Wie es sich anfühlt, mit einem einzigen Tweet auf Twitter plötzlich Zielscheibe von Hass im Netz zu sein, das hat die Journalistin Nicole Diekmann selbst zu spüren bekommen. Von ihrer Couch in ihrem Elternhaus twitterte sie am 01. Januar 2019: “Nazis raus“. Das löste erst einmal keine aufgeregten Reaktionen hervor. Doch dann fragte einer ihrer Follower, wer denn für sie ein Nazi sei. Da sie, wie sie sagt, den Account bereits kannte und keinen Sinn darin sah, mit dieser Person eine Diskussion zu beginnen, antwortete sie ironisch: “Jede/r, der/die nicht die Grünen wählt.“ Ohne Zwinkersmiley. Das wurde ihr zum Verhängnis.
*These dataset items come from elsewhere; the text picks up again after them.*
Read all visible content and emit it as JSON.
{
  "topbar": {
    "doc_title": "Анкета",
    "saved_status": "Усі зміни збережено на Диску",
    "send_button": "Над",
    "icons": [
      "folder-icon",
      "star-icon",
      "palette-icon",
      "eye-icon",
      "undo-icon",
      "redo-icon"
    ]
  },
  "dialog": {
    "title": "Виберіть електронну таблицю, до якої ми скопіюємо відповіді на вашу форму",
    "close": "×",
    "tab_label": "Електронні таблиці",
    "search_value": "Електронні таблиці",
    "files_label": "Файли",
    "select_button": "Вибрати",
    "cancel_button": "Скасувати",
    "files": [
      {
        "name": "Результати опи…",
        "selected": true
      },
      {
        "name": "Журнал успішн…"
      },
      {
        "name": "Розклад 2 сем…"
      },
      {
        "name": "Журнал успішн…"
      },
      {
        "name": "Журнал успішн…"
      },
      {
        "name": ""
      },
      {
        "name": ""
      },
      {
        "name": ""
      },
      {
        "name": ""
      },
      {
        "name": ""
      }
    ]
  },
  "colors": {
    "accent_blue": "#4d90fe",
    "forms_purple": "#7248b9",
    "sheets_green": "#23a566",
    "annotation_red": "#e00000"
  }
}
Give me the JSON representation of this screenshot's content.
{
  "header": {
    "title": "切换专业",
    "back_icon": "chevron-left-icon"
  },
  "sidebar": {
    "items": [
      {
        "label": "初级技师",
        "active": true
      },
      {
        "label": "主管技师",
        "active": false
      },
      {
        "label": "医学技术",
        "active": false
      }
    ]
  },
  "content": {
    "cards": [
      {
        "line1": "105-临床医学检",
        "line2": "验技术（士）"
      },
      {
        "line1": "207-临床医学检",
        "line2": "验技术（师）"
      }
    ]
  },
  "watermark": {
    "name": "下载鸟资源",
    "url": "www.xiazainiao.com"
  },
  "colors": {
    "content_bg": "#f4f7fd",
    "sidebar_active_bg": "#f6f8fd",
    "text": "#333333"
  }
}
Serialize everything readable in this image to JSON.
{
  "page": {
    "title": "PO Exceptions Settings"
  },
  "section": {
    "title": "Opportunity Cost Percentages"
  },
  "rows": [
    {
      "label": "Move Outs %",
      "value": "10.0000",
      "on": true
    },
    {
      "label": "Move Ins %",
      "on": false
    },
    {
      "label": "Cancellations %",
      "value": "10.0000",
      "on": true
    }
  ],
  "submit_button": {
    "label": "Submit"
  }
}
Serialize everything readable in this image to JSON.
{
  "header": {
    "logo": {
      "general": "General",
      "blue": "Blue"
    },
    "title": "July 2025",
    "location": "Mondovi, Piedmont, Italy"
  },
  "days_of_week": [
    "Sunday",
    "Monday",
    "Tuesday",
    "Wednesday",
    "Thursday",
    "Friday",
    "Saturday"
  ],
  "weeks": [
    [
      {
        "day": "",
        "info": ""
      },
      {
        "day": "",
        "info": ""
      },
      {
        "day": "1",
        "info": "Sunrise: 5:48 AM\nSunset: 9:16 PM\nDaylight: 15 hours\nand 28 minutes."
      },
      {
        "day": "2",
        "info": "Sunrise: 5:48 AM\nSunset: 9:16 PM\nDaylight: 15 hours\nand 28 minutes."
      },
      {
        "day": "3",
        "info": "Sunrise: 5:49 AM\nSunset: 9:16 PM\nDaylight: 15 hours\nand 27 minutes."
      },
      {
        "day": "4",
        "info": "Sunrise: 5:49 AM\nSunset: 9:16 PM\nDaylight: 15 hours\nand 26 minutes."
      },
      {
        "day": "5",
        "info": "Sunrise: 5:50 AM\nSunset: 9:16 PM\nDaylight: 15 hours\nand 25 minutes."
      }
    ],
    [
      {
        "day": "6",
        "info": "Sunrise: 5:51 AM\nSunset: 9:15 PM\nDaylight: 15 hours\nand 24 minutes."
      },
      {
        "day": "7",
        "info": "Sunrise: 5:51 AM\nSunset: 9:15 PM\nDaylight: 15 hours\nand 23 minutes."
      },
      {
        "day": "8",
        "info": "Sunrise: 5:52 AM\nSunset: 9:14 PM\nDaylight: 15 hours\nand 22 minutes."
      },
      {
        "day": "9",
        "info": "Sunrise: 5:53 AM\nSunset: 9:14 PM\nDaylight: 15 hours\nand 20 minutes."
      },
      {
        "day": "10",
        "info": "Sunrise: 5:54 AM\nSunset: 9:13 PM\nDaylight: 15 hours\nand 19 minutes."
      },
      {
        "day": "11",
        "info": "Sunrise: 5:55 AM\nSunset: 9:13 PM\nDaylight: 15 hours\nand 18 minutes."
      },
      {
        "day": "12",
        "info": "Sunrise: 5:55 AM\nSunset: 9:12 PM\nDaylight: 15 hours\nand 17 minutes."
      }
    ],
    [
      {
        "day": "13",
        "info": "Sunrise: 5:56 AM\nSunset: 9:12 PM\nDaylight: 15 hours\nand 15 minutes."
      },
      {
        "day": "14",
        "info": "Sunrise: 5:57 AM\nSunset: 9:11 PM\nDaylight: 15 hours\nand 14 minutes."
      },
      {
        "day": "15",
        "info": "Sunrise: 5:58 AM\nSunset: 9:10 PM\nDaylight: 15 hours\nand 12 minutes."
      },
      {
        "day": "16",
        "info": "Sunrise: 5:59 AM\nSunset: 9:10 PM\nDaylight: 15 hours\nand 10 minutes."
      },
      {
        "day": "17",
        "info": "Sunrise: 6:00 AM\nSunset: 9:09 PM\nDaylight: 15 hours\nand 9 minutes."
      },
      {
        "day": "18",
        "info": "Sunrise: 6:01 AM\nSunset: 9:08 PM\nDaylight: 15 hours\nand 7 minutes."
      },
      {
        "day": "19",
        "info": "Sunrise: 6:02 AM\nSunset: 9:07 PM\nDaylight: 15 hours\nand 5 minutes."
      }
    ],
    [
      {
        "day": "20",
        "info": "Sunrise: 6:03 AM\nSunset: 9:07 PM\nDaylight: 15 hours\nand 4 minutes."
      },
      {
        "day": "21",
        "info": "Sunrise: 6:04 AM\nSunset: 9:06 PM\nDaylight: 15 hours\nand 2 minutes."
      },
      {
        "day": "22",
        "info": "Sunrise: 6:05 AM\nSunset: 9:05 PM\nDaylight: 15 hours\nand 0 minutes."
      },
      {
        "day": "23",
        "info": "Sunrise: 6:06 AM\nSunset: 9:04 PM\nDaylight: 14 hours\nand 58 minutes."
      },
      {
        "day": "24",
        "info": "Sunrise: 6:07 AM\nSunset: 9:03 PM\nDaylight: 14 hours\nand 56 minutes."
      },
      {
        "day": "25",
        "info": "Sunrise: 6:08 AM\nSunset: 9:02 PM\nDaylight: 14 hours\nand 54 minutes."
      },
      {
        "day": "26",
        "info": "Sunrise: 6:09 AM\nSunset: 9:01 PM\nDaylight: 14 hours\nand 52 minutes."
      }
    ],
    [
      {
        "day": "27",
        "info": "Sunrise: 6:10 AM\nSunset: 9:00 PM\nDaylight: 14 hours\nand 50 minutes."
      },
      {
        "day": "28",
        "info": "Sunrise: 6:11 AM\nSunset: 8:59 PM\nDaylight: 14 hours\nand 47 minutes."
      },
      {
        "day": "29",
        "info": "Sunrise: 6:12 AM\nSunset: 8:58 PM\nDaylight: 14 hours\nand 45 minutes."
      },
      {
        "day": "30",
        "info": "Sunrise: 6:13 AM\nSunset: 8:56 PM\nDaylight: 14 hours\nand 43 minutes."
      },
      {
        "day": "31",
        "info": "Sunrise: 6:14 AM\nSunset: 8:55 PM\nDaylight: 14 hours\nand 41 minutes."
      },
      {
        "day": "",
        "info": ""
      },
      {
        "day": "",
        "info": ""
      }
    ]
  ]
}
Wegen dieses einen Posts erlebt Diekmann eine Hasswelle, die tagelang nicht abebbt. Innerhalb der nächsten 30 Minuten erhält sie 50 hasserfüllte Nachrichten, wird öffentlich beschimpft und beleidigt. So beschreibt sie es in ihrem Buch “Die Shitstorm-Republik“, das kürzlich erschienen ist. Diekmann liefert darin eine detailreiche Analyse nicht nur des eignen Falls, sondern auch wie Hass im Netz funktioniert. Dabei zeigt das Buch auch: man ist noch weit von einer Lösung des Problems entfernt.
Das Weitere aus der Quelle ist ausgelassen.